絶対そうだと思う心と、それを全否定する気持ちと。人を好きになるということは揺れ動く振り子のようだ。確信と不信の間を常に彷徨う。
見上げると、空が持てきれなくなった重い荷物を投げ出すように激しく雨が落ちてきた。この季節にしては思いのほか冷たい雨粒は、容赦なく三宮の体を叩く。
だが、回廊に戻るつもりは三宮にはなかった。
そんなことより、
「キサに会いたい」
そう口に出すと、もう止まらなくなる。思いが、ままならない体を追い越してキサヤを求める。

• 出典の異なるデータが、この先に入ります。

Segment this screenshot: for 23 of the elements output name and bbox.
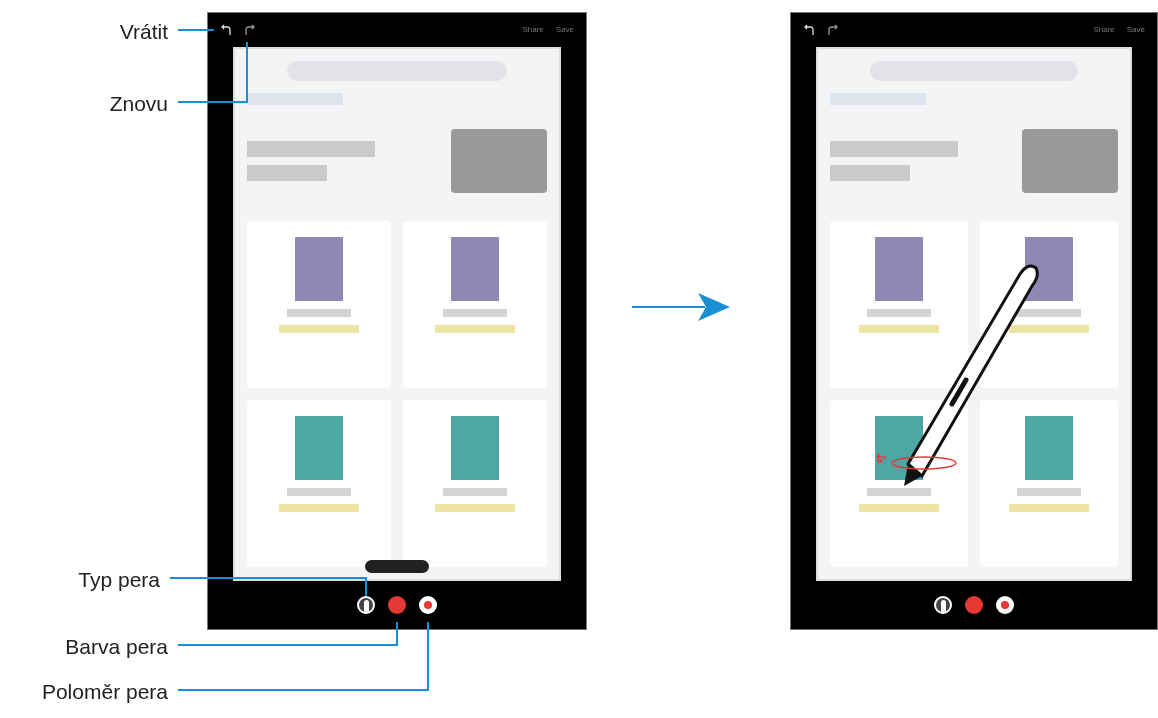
pen-type-button[interactable] (357, 596, 375, 614)
callout-label: Vrátit (119, 19, 168, 45)
undo-icon[interactable] (220, 24, 232, 36)
undo-icon[interactable] (803, 24, 815, 36)
pen-type-button[interactable] (934, 596, 952, 614)
pen-size-button[interactable] (996, 596, 1014, 614)
callout-label: Poloměr pera (41, 679, 168, 705)
callout-label: Znovu (109, 91, 168, 117)
share-button[interactable]: Share (522, 24, 544, 36)
redo-icon[interactable] (827, 24, 839, 36)
callout-label: Typ pera (78, 567, 160, 593)
callout-label: Barva pera (65, 634, 168, 660)
save-button[interactable]: Save (555, 24, 574, 36)
leader-line (177, 41, 248, 103)
tooltip-pill (365, 560, 429, 573)
share-button[interactable]: Share (1093, 24, 1115, 36)
pen-size-button[interactable] (419, 596, 437, 614)
arrow-icon (631, 293, 730, 321)
redo-icon[interactable] (244, 24, 256, 36)
pen-color-button[interactable] (388, 596, 406, 614)
leader-line (177, 29, 215, 31)
pen-color-button[interactable] (965, 596, 983, 614)
save-button[interactable]: Save (1126, 24, 1145, 36)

早く、早くと、誰に急かせされるのか分らない。ただ、早くと。
「キサ」
三宮が部屋の扉を開けると、長椅子に伏せていた人物が弾かれたみたいにこちらに顔を向けた。
「索冥さま」
声と同時に転びそうになりながらキサヤが三宮にぶつかるように抱きついて口を塞ぐ。そしてびくりと体を震わせた。

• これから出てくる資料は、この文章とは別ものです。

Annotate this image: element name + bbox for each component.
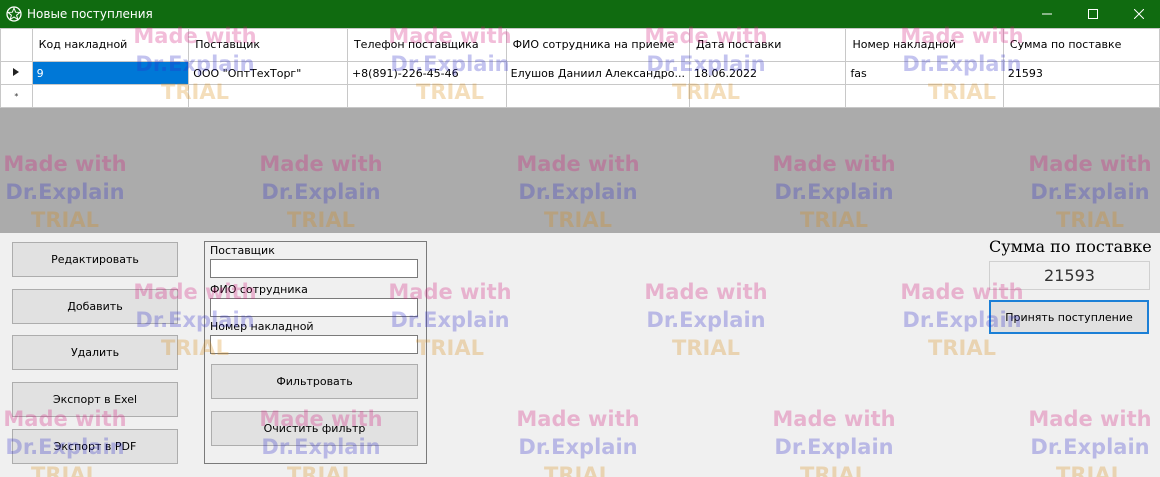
trial-watermark: Made with Dr.Explain TRIAL — [769, 405, 899, 477]
table-cell[interactable] — [505, 84, 691, 108]
delivery-sum-value: 21593 — [989, 261, 1150, 290]
current-row-arrow-icon — [13, 68, 20, 76]
apply-filter-button[interactable]: Фильтровать — [211, 364, 418, 399]
minimize-icon — [1042, 13, 1052, 15]
supplier-filter-input[interactable] — [210, 259, 418, 278]
title-bar: Новые поступления — [0, 0, 1160, 28]
table-cell[interactable] — [31, 84, 190, 108]
grid-header-row: Код накладной Поставщик Телефон поставщи… — [0, 28, 1160, 62]
maximize-icon — [1088, 9, 1098, 19]
watermark-text: Made with — [1028, 407, 1152, 431]
invoice-number-label: Номер накладной — [210, 320, 314, 333]
table-cell[interactable]: Елушов Даниил Александро... — [505, 61, 691, 85]
table-cell[interactable]: ООО "ОптТехТорг" — [188, 61, 348, 85]
table-cell[interactable] — [1002, 84, 1160, 108]
table-row[interactable]: 9 ООО "ОптТехТорг" +8(891)-226-45-46 Елу… — [0, 61, 1160, 85]
watermark-text: Made with — [516, 407, 640, 431]
add-button[interactable]: Добавить — [12, 289, 178, 324]
table-cell[interactable] — [188, 84, 348, 108]
table-cell[interactable] — [346, 84, 507, 108]
supplier-label: Поставщик — [210, 244, 275, 257]
table-cell[interactable]: 18.06.2022 — [688, 61, 847, 85]
trial-watermark: Made with Dr.Explain TRIAL — [1025, 405, 1155, 477]
watermark-text: Dr.Explain — [774, 435, 894, 459]
column-header[interactable]: Дата поставки — [688, 28, 847, 62]
trial-watermark: Made with Dr.Explain TRIAL — [641, 278, 771, 362]
watermark-text: Dr.Explain — [1030, 435, 1150, 459]
trial-watermark: Made with Dr.Explain TRIAL — [513, 405, 643, 477]
maximize-button[interactable] — [1070, 0, 1116, 28]
table-cell[interactable]: +8(891)-226-45-46 — [346, 61, 507, 85]
employee-filter-input[interactable] — [210, 298, 418, 317]
watermark-text: TRIAL — [800, 463, 868, 477]
new-row[interactable]: * — [0, 84, 1160, 108]
accept-delivery-button[interactable]: Принять поступление — [989, 300, 1149, 334]
close-button[interactable] — [1116, 0, 1160, 28]
watermark-text: TRIAL — [1056, 463, 1124, 477]
table-cell[interactable] — [845, 84, 1004, 108]
employee-label: ФИО сотрудника — [210, 283, 308, 296]
grid-corner-cell — [0, 28, 33, 62]
column-header[interactable]: Поставщик — [188, 28, 348, 62]
watermark-text: TRIAL — [672, 336, 740, 360]
table-cell[interactable]: fas — [845, 61, 1004, 85]
column-header[interactable]: Код накладной — [31, 28, 190, 62]
export-excel-button[interactable]: Экспорт в Exel — [12, 382, 178, 417]
column-header[interactable]: Сумма по поставке — [1002, 28, 1160, 62]
export-pdf-button[interactable]: Экспорт в PDF — [12, 429, 178, 464]
watermark-text: Made with — [644, 280, 768, 304]
close-icon — [1134, 9, 1144, 19]
delete-button[interactable]: Удалить — [12, 335, 178, 370]
table-cell[interactable]: 9 — [31, 61, 190, 85]
column-header[interactable]: ФИО сотрудника на приеме — [505, 28, 691, 62]
clear-filter-button[interactable]: Очистить фильтр — [211, 411, 418, 446]
watermark-text: TRIAL — [928, 336, 996, 360]
app-logo-icon — [6, 6, 22, 22]
minimize-button[interactable] — [1024, 0, 1070, 28]
invoice-number-filter-input[interactable] — [210, 335, 418, 354]
watermark-text: Dr.Explain — [646, 308, 766, 332]
table-cell[interactable] — [688, 84, 847, 108]
edit-button[interactable]: Редактировать — [12, 242, 178, 277]
watermark-text: TRIAL — [544, 463, 612, 477]
watermark-text: Dr.Explain — [518, 435, 638, 459]
row-header[interactable] — [0, 61, 33, 85]
new-row-marker[interactable]: * — [0, 84, 33, 108]
column-header[interactable]: Телефон поставщика — [346, 28, 507, 62]
deliveries-grid[interactable]: Код накладной Поставщик Телефон поставщи… — [0, 28, 1160, 233]
watermark-text: Made with — [772, 407, 896, 431]
delivery-sum-label: Сумма по поставке — [989, 237, 1152, 256]
column-header[interactable]: Номер накладной — [845, 28, 1004, 62]
window-title: Новые поступления — [27, 7, 153, 21]
table-cell[interactable]: 21593 — [1002, 61, 1160, 85]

「索冥さま、すごく冷たいです。風邪をひいてしまわれます」
続いてもっと貪ろうとした肩をキサヤに押され、三宮は自分がびしょ濡れなのに今更気付いた。
「キサも濡れてしまったな、すまない」
「すぐ体を拭く綿布と着替えを用意しますね。濡れたものはお脱ぎください」
三宮が自分で髪を拭き、キサヤが綿布を持って体を拭いていく。
「早くこれを着てください」
三宮は、差し出した夜着に袖を通しながら、濡れたものを一まとめにして運び出そうとするキサヤに声をかける。
「キサも濡れたろう? 脱がなきゃ」
「わ、わたし?」
そうそうと三宮がキサヤの服を脱がしにかかる。
「自分でできますから」
それに脱いでもここにはキサヤの着替えなんてない。
「あのだって……」
「一人だと寒いんだ。一緒にいて欲しい」
三宮の手がキサヤの手を掴む。冷たいはずなのに熱い。熱いのは自分の方なのだと気付いてまた、体が火照る。
話をしなくてはと思う表面の自分と、話なんてどうでもいいと思っている本当の自分。